La crisi della responsabilità

Che cosa penseranno in queste ore, leggendo nelle cronache delle belle imprese dell’onorevole Milanese, i suoi elettori? E che cosa avranno pensato ieri o l’altrieri gli elettori dei vari Cosentino, Papa, Brancher, Romano, e di non pochi altri senatori e deputati, a vario titolo indagati, rinviati a giudizio, condannati da un tribunale? La risposta è semplice: non hanno pensato niente. Per una ragione altrettanto semplice: perché quegli elettori in realtà non esistono.

Ieri, sul Corriere della Sera, Ernesto Galli Della Loggia riassumeva così il catastrofico risultato dell’attuale legge elettorale italiana. Come infatti sapete, i deputati e i senatori, e non solo loro, non sono scelti direttamente dal popolo, ma dai capi di partito. Ne consegue un’interruzione del rapporto tra causa ed effetto che allontana sempre più la gente dalla politica e al contempo consegna il governo di una nazione all’onanismo di un oligarca.
Non si è rappresentanti del popolo se il popolo ignora chi lo rappresenta. Se la scelta di un deputato è demandata al capo di un partito, nonostante l’esito delle urne dove pure sono contenuti nomi e cognomi, il merito oggettivo diventa il suo contrario: raccomandazione, privilegio, favore.
Il momento politico che viviamo ormai da un decennio è inquadrabile, molto sommariamente, in un ambito di crisi di responsabilità. Ci arrabbiamo se nella Finanziaria qualcuno mette una norma che non c’entra nulla coi conti dello Stato ma solo con quelli di un malfattore. Ci indignamo se in un anno di attività parlamentare la maggior parte del tempo se ne va nel discutere la riforma di una giustizia che non piace sempre al solito malfattore. Ringhiamo davanti ai palinsesti di una tv pubblica depredata delle sue forze migliori solo perché non sono allineate col potere (frase trita, lo so, ma chiara…). Ebbene, dovremmo risparmiare le forze per incazzarci a monte. Tutto ciò accade perché chi vota questi provvedimenti, di qualunque partito sia, non ha una responsabilità diretta nei confronti dei suoi elettori.

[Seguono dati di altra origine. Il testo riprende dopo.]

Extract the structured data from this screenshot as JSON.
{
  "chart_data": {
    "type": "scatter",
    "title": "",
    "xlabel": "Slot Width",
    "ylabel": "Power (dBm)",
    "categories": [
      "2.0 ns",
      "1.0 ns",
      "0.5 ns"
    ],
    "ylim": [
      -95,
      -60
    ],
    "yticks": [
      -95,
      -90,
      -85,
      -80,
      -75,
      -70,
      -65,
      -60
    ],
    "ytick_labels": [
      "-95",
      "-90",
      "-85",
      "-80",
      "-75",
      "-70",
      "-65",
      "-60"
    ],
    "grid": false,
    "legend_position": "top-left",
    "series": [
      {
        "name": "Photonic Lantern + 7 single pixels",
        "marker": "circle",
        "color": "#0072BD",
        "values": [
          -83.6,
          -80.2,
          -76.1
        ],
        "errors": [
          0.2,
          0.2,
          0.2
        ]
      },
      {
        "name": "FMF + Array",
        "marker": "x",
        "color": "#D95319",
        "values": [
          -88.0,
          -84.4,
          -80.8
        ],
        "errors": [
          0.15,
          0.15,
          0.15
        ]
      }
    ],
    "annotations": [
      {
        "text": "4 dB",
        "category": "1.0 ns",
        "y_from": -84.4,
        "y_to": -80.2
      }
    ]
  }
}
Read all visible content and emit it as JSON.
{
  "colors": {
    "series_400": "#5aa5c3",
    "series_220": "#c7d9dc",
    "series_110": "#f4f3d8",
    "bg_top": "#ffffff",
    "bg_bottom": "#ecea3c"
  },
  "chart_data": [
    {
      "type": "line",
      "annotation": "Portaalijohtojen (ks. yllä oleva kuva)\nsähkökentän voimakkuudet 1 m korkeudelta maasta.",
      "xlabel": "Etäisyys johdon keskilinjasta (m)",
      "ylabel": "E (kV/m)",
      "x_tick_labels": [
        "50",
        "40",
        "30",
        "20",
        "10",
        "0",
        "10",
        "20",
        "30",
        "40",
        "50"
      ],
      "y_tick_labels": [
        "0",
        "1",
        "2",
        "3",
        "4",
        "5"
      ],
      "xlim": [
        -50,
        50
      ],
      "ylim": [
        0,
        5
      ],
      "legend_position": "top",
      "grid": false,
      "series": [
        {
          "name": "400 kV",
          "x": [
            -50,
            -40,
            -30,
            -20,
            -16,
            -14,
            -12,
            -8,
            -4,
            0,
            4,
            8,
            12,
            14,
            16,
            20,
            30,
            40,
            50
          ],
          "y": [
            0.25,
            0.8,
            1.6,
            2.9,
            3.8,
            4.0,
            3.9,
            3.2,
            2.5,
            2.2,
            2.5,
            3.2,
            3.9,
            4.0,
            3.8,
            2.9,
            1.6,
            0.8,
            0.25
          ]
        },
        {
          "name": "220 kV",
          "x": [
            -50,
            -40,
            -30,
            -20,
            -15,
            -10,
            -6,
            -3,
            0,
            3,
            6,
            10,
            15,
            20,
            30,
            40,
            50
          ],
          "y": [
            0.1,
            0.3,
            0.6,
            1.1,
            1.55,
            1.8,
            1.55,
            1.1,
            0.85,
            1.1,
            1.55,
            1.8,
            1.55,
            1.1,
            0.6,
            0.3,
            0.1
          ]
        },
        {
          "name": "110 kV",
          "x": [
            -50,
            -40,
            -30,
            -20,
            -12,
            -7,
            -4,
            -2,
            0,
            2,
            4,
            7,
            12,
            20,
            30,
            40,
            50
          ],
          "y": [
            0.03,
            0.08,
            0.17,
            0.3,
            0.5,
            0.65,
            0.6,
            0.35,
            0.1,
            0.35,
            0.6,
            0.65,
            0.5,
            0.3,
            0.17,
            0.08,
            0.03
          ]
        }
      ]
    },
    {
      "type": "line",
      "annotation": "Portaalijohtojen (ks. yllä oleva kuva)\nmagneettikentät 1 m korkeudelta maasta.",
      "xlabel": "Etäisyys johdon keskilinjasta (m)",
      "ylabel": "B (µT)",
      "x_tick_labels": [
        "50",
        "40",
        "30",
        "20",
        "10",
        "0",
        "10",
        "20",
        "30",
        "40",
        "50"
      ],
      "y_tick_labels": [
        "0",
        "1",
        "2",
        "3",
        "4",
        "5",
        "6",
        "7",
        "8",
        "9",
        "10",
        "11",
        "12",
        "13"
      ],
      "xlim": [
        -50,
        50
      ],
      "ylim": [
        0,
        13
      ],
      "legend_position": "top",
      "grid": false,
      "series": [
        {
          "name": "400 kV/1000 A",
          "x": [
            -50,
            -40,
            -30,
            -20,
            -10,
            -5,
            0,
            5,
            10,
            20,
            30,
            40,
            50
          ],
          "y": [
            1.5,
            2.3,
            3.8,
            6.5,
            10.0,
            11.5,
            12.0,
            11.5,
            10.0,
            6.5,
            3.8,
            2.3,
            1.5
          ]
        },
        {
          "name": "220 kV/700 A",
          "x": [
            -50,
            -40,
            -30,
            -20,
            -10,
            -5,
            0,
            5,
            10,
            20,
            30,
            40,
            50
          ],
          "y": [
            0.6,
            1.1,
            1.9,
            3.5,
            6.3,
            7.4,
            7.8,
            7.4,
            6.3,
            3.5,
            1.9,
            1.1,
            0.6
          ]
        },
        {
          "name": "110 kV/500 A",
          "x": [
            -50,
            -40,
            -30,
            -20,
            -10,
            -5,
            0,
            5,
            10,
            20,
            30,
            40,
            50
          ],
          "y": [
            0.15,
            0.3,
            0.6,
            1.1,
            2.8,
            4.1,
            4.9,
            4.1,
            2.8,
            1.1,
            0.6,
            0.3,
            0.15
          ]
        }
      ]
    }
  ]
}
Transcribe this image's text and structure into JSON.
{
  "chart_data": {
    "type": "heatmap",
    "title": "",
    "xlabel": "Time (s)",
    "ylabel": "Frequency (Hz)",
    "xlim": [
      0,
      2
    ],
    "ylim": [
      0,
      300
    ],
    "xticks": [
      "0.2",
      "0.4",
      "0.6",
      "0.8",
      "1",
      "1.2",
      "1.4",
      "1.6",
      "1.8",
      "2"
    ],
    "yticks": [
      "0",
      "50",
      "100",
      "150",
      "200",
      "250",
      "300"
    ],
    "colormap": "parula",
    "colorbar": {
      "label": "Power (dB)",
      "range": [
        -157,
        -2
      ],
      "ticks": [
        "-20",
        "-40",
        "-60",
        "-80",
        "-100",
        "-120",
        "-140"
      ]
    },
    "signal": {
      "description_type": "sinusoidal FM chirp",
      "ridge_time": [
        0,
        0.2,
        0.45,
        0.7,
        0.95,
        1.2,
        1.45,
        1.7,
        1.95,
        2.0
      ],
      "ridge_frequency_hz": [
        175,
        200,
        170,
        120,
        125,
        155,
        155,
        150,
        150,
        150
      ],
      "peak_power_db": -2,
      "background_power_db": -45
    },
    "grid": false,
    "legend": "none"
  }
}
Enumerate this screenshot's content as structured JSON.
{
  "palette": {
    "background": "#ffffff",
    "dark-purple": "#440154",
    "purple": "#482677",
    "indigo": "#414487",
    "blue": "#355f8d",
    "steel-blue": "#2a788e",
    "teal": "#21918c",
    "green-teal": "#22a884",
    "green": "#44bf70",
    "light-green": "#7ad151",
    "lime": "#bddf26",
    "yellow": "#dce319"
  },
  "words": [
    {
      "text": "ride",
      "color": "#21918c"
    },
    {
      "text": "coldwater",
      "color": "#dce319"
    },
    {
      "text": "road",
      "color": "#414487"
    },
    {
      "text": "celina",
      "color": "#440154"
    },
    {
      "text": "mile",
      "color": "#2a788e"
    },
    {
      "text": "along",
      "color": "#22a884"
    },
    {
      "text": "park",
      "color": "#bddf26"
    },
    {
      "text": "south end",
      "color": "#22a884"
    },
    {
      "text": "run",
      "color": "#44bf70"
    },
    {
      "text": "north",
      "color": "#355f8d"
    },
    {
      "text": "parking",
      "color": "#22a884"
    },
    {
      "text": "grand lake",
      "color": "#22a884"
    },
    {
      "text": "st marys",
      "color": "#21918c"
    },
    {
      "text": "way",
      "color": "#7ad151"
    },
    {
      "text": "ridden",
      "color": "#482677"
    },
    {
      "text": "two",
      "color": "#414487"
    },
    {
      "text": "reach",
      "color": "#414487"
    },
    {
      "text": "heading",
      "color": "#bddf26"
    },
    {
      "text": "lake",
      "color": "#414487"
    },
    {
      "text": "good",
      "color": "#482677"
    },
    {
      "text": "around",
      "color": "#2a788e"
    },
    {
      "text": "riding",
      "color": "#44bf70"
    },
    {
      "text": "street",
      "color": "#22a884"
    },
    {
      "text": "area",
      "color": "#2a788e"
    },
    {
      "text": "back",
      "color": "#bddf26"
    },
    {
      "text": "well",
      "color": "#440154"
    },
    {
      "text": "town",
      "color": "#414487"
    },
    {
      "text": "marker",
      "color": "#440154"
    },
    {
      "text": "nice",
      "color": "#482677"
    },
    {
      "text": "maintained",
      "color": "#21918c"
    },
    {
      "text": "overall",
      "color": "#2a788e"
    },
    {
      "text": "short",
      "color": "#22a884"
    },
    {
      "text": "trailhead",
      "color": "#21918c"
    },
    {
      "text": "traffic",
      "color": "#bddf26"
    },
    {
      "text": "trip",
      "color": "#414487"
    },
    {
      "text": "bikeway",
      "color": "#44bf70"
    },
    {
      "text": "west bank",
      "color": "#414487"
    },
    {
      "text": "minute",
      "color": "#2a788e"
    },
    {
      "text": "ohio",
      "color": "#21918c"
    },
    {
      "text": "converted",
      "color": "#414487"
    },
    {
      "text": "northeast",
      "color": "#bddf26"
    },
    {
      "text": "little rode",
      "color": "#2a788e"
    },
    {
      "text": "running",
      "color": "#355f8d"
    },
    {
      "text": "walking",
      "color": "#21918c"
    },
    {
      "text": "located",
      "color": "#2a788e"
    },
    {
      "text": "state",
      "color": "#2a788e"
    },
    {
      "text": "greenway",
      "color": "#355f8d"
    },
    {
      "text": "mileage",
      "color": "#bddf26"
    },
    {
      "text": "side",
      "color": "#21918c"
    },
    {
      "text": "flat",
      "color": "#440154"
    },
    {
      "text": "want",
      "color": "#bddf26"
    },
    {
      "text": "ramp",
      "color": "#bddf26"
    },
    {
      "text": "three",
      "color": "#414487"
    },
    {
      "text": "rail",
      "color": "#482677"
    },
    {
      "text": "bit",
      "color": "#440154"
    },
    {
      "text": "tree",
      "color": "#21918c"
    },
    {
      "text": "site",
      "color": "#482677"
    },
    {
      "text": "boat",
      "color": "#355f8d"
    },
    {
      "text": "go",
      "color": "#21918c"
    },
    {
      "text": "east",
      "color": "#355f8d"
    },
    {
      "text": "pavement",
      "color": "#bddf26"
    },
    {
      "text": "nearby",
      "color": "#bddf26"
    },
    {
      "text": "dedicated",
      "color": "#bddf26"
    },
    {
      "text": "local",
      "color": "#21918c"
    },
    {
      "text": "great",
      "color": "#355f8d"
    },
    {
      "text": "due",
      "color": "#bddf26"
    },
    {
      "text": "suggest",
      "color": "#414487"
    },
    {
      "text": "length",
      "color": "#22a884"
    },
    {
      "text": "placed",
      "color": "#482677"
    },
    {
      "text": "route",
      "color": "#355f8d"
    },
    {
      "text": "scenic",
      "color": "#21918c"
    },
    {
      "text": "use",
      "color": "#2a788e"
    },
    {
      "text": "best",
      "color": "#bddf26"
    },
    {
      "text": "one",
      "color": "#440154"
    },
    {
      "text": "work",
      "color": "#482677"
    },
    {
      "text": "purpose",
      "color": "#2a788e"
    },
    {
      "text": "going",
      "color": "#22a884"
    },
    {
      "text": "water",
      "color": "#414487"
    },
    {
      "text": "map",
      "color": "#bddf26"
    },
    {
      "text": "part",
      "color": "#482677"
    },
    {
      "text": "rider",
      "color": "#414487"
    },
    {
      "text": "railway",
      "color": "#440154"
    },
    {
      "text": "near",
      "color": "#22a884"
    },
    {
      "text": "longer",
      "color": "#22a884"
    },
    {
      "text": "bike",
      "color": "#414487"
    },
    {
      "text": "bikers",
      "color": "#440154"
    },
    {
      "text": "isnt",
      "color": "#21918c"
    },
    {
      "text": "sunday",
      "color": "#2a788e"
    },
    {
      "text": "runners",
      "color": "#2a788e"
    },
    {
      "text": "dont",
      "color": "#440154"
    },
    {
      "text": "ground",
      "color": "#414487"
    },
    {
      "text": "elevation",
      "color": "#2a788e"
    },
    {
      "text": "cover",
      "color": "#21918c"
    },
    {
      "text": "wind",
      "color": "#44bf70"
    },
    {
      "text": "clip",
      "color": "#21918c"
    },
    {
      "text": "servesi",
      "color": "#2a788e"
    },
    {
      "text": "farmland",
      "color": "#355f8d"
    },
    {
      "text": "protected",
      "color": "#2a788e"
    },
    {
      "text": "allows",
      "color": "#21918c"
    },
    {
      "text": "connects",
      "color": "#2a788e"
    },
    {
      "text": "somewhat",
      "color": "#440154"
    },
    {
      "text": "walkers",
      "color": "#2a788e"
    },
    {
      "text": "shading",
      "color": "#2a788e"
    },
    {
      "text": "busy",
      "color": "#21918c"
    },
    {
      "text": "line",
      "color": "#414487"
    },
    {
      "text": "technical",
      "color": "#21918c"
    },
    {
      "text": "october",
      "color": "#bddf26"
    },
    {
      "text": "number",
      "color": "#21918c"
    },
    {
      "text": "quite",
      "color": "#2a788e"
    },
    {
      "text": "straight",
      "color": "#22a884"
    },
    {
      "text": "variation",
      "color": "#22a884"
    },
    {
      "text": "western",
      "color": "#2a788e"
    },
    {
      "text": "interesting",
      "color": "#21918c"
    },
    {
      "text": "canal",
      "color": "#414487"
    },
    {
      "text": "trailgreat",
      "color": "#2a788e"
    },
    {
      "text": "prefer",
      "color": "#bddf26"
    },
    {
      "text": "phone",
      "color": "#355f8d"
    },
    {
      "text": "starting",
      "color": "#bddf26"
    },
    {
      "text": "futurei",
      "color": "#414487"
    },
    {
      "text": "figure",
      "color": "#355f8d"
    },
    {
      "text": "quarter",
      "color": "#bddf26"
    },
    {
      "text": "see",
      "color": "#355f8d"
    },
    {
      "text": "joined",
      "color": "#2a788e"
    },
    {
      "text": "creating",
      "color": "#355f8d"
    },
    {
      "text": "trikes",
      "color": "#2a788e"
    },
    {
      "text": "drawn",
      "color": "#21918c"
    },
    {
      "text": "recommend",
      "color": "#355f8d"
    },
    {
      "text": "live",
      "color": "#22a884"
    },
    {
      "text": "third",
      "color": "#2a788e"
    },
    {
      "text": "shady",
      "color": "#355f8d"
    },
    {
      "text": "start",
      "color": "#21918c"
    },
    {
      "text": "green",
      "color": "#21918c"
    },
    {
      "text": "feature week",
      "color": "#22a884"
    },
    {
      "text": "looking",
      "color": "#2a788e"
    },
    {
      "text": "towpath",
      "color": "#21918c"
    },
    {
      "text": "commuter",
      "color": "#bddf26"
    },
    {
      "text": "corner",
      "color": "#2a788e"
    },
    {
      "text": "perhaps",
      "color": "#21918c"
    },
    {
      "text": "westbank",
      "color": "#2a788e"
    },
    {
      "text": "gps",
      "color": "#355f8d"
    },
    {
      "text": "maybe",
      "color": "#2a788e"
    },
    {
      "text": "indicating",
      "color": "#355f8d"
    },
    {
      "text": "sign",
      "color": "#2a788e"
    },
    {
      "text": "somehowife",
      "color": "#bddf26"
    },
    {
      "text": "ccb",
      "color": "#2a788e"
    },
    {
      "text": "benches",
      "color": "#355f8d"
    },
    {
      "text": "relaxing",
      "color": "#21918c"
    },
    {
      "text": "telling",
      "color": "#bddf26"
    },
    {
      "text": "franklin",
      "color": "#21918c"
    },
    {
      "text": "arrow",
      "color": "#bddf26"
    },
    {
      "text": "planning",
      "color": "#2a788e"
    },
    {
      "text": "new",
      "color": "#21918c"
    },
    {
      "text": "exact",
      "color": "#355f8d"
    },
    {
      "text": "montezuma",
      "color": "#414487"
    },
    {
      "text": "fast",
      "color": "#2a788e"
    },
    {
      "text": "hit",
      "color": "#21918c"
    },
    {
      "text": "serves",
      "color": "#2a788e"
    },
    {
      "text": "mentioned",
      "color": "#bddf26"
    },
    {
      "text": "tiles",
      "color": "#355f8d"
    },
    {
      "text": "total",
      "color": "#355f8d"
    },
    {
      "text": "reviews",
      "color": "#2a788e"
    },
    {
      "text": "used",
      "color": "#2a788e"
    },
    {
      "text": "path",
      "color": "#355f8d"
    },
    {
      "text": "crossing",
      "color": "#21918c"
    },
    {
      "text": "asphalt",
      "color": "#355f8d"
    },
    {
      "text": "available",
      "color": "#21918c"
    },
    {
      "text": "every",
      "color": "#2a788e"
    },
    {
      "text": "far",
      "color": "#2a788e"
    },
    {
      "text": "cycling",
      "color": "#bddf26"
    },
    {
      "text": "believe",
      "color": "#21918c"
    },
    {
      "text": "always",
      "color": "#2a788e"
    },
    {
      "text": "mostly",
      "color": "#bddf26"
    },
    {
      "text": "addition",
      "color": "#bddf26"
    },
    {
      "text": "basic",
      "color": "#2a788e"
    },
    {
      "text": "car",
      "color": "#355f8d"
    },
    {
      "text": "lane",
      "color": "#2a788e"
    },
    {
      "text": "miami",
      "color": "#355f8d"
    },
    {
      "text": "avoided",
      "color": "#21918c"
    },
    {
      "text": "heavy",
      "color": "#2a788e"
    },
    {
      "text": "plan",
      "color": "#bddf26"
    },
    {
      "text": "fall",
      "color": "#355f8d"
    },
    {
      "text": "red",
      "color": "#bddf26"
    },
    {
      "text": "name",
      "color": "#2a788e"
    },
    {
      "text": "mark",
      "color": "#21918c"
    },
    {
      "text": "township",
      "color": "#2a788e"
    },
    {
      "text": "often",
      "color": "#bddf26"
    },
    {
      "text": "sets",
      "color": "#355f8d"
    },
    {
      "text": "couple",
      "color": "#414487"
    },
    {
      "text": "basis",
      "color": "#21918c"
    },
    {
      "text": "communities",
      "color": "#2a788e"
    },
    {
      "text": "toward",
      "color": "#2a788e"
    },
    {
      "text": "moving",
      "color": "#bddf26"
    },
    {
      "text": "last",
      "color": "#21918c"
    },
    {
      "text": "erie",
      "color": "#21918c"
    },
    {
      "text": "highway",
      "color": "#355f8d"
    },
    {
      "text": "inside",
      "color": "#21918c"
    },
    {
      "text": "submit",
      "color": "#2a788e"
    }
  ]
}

Esiste solo un maledetto cordone ombelicale col leader del partito: suo è il regno, la potenza e la gloria nei secoli dei secoli.

Cari lettori, non siamo fessi

Sembra che il dato rilevante di queste elezioni sia la scarsissima affluenza alle urne.
Se fossi il direttore di un giornale proibirei di titolare su questo elemento (mentre vedrete che oggi i quotidiani lo porranno in evidenza) a meno che non ci fosse una postilla in prima pagina: “Cari lettori, non siamo fessi”.
Perché stupirsi (quindi farne una notizia) di un evento abbondantemente annunciato è un po’ da ingenuotti.
Se tu non spieghi alle persone cosa accade se vanno a votare – ergo se non dai modo ai candidati di esporre i programmi – perché mai le suddette persone dovrebbero andare a votare?
Se il premier evita qualsiasi confronto diretto con il capo dell’opposizione sui temi cruciali della competizione elettorale e poi, previo blocco dei programmi sgraditi, fa un comizio a poche ore dal voto sui principali telegiornali nazionali, perché mai un cittadino dovrebbe appassionarsi a una storia già scritta, una musica già suonata, un film già vecchio?
La scarsa affluenza alle urne – ma potrei sbagliare – è il risultato aritmetico dei colpevoli menefreghismi (endemici) e di un’ignoranza endemica (colpevole).
Tutto previsto, tutto noto, come marzo pazzo, come trenta dì conta novembre e come natale con i tuoi.
Solo che a Capodanno con chi vuoi i giornali non dedicano il titolo di apertura, senza opportuna postilla che spieghi (non so come): “Cari lettori, non siamo fessi”.